We're going to come out here in a month with a piece that's going to talk about the economic advantages of data centers. I think the industry — We've spent a lot of time talking about the demand on the grid, and in a lot of other things. I think it's lost, the economic impact that data centers have in a community. When you think about sales tax, personal property tax, they're significant, even in an incentive-based environment.
And you think, "Well, they don't create jobs." They create a lot of jobs on the construction site, and some very high-end jobs once they're operational. They also don't put cars on the road. They don't put people in your schools. They're really a nice economic engine with a very long-term staying power within these communities, once they're built.
Viswanath: The U.S. is home to a third of the world’s 8,000 data centers, and electric cooperatives are either serving or will soon serve these emerging members.
A collaborative approach involving stakeholders, informed decision-making, and proactive planning can help communities address concerns related to data center expansion. What’s more, there are more sharp minds at the table paying attention to this grid challenge. The U.S. Department of Energy established a task group to study growing AI resource demand and the recommendations come out this month.

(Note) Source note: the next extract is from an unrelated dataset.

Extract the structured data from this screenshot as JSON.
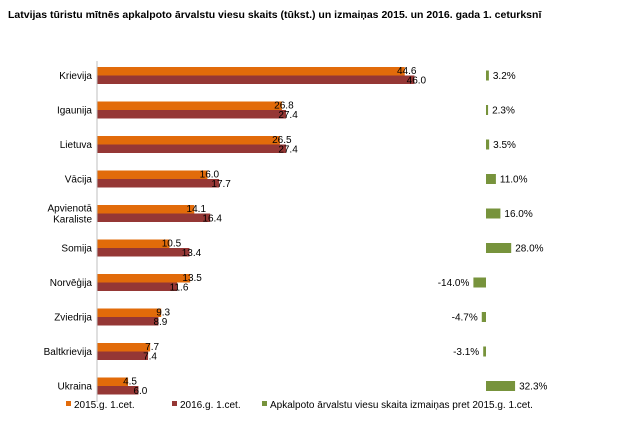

Reynolds: So, this is definitely a ‘work-in-progress’ discussion for us. I do hope all of you have enjoyed this conversation and will join us again next month as we explore the changing fundamentals driving U.S. natural gas prices.
Viswanath: That’s right, Tamra. We’ll be joined by Dr. Robert Brooks and Bethel King from RBAC, a leading software and energy consulting company, as they explore how rising LNG exports, limitations on building new interstate gas pipelines in the U.S. and energy transition will impact domestic natural gas prices. I hope all of you will join us then. Bye for now.